Als Jahrhunderte später die Kreuzritter die heilige Stadt bezwangen, sollte kein Muslim, keine Frau und kein Kind verschont bleiben. Ein fürchterliches Blutbad krönte den Sieg der Kreuzritter. – Nach der Eroberung Jerusalems durch den Islam erbaute aber ʿUmar eine große Moschee an der Stelle des alten Tempels. Dies wurde die drittheiligste Moschee des Islam.

Ebenso rasch erfolgte die Eroberung Ägyptens. ʿAmr ibn al-ʿĀṣ, der Dichter, Diplomat und Satiriker, drang mit viertausend Mann in das Niltal ein. Die Bevölkerung empfing ihn mit Jubel, denn er brachte Befreiung von dem Sektenkampf und der erdrückenden Last der Steuern. Nur Alexandrien leistete einigen Widerstand. Als sich aber nach dem Tode des Herakleios der byzantinische Hof erbittert um sein Erbe zu streiten begann, konnte der listige arabische Dichter als Sieger in die glänzende Hauptstadt des großen Alexanders einziehen.
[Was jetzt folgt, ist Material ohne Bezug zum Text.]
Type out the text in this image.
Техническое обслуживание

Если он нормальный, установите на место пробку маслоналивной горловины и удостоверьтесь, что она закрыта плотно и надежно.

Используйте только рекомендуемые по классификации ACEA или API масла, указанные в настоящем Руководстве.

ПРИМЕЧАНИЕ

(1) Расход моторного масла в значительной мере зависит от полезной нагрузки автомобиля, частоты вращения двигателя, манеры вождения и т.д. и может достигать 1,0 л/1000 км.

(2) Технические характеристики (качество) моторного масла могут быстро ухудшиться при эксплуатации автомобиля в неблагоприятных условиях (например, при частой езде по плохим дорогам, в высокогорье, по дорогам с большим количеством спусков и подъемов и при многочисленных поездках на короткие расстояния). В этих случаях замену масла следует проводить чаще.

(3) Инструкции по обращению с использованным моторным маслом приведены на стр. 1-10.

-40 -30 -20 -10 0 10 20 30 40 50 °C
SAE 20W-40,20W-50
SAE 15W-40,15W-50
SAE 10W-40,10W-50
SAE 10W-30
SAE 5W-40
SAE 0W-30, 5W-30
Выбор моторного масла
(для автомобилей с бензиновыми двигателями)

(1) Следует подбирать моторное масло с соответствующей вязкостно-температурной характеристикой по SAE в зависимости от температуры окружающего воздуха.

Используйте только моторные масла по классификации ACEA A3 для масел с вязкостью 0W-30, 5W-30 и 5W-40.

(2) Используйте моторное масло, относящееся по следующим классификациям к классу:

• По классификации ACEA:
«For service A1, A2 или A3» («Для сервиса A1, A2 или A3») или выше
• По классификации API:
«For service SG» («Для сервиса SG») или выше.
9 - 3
Der Eroberer Alexandriens, der stolze ʿAmr, sandte in die barbarische Wüstenstadt Medina lange Berichte über den Glanz seines Sieges. Er schrieb: ›Ich habe eine glänzende Stadt mit zwölftausend Vergnügungsstätten und vierzigtausend Juden erobert.‹

Die Mengen von Gold und Reichtum, die jetzt von allen Seiten zum Hofe des Kalifen strömten, änderten nichts an der patriarchalischen Art seines Lebens. Zwar sparte ʿUmar nicht, sondern ermöglichte der neuen Aristokratie von Medina ein glänzendes, sorgenfreies Dasein. Dotationen, Renten und Güter wurden unter die Frommen verteilt. Der Kalif selbst begnügte sich jedoch mit dem Allernotwendigsten. Die puritanischen Lehren Mohammeds hatten in seinem Wesen Wurzel gefaßt. Er setzte zum Beispiel den großen Krieger Ḫālid ibn al-Walīd, der für den Islam viele Siege erfochten hatte, nur deshalb ab, weil er kein sittenstrenges Leben führte. Als er erfuhr, daß Saʿd, der Eroberer Persiens, sich in Kūfa einen Palast bauen wollte, schrieb er an den verdienten Feldherrn: ›Ich habe gehört, daß Du Dir einen Palast in der Art der Paläste des Khosrau II. errichten willst. Beabsichtigst Du vielleicht auch, an der Tür dieses Palastes eine Wache aufstellen zu lassen, damit sie den Bittstellern, die zu Dir kommen, den Weg versperrt?‹ Auf diesen Brief hin wurde der neuerbaute Palast zerstört. Wenn sich ein General nach siegreich beendetem Feldzug, mit den frisch erbeuteten Edelsteinen geschmückt, beim Kalifen zeigte, hob dieser einen Stein vom Boden und warf ihn voll Wut nach dem Krieger. Denn strenge Zucht, Bescheidenheit und das Gebet sollten die Führer des neuen Staates schmücken.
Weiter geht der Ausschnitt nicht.